Einleitung:
Wir als Europäische Bürger stehen an einem historischen Scheideweg, auf dem der Wunsch nach einer stärker vernetzten und solidarischen Gemeinschaft mehr denn je in den Vordergrund rückt. Der Binnenmarkt hat uns bereits ein beispielloses Wirtschaftsnetzwerk eröffnet; nun ist es an der Zeit, die Grundlagen weiter zu vertiefen, indem wir eine EU‑Währung einführen, die Mobilität unserer Arbeitskräfte fördern und gemeinsame Infrastrukturprojekte vorantreiben. Nur so können wir die Wirtschaftskraft Europas bündeln und gleichzeitig unsere demokratischen Werte stärken.

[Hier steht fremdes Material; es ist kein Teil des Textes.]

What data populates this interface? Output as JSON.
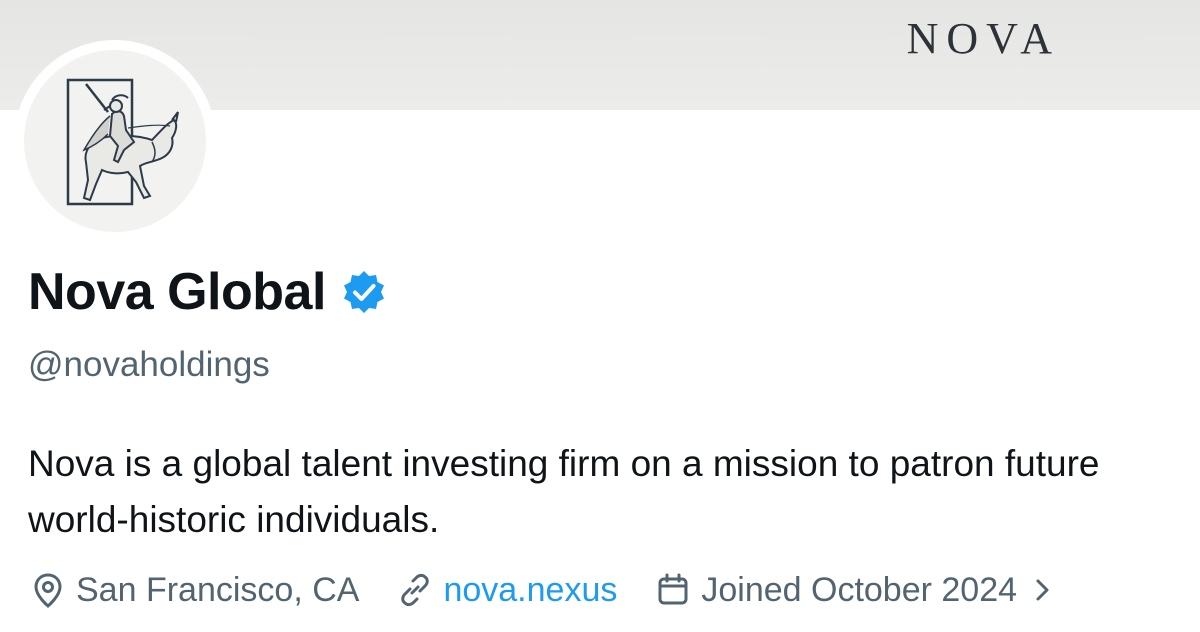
{
  "banner": {
    "brand_text": "NOVA"
  },
  "profile": {
    "display_name": "Nova Global",
    "verified": true,
    "handle": "@novaholdings",
    "bio": "Nova is a global talent investing firm on a mission to patron future world-historic individuals."
  },
  "meta": {
    "location": "San Francisco, CA",
    "website": "nova.nexus",
    "joined": "Joined October 2024"
  },
  "icons": {
    "verified": "verified-badge-icon",
    "location": "location-pin-icon",
    "link": "link-icon",
    "calendar": "calendar-icon",
    "chevron": "chevron-right-icon"
  },
  "colors": {
    "accent": "#1d9bf0",
    "text_primary": "#0f1419",
    "text_secondary": "#536471",
    "banner": "#e8e8e6"
  }
}
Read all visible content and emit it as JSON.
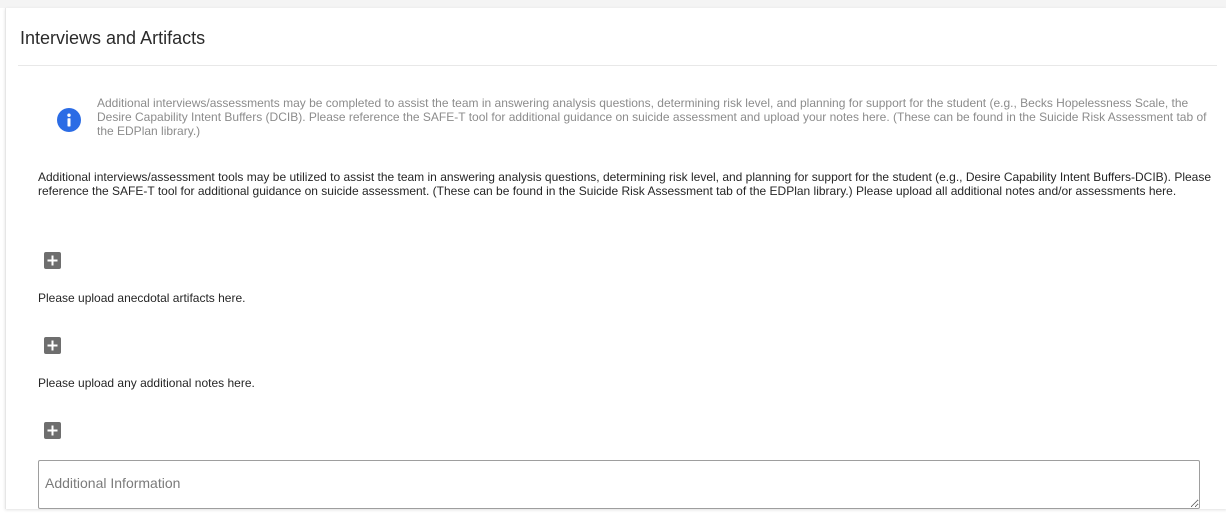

Kernaussage 1 – Wirtschaft:
Der Binnenmarkt ist das Fundament des europäischen Erfolgs; er hat den Handel zwischen unseren Nationen um ein Vielfaches gesteigert und bietet unzählige Chancen für kleine und mittlere Unternehmen. Mit einer EU‑Währung würden die Transaktionskosten weiter sinken, Preisstabilität erreicht werden und Vertrauen in grenzüberschreitende Investitionen gestärkt werden. Wir als Europäische Bürger haben durch gemeinsame Innovationsprogramme und Fördermechanismen bereits gezeigt, dass wir gemeinsam mehr erreichen können – sei es im Bereich der erneuerbaren Energien oder der digitalen Infrastruktur. Die Wirtschaft wird dadurch nicht nur resilienter, sondern schafft auch neue Arbeitsplätze und stärkt die Wettbewerbsfähigkeit unseres Kontinents.
Kernaussage 2 – Politik:
Eine geeinte EU kann als starke Stimme in internationalen Gremien auftreten, indem sie eine konsistente Außenpolitik verfolgt und gemeinsame Interessen konsequent vertritt. Der Europäische Rat hat das Potenzial, durch klare Vorgaben Stabilität zu schaffen und globale Krisen gemeinsam zu bewältigen. Wir als Europäische Bürger müssen aufeinander hören und ein starkes Bündnis bilden, das die Prinzipien der Demokratie, Rechtsstaatlichkeit und Menschenrechte schützt – Werte, die die Basis einer europäischen Nation bilden.
Kernaussage 3 – Soziales:
Solidarität ist kein leeres Schlagwort; sie bedeutet konkrete Maßnahmen zur Bekämpfung des Fachkräftemangels, zur Verbesserung von Gesundheits- und Bildungssystemen sowie zur Integration von Migranten. Mit einheitlichen sozialen Sicherungsketten können wir die Lebensqualität in allen Mitgliedstaaten erhöhen und eine gerechtere Verteilung von Wohlstand gewährleisten. Wir als Europäische Bürger haben das Recht auf gleiche Chancen, egal welcher Herkunft – diese Vision lässt sich nur durch gemeinsame soziale Politik verwirklichen.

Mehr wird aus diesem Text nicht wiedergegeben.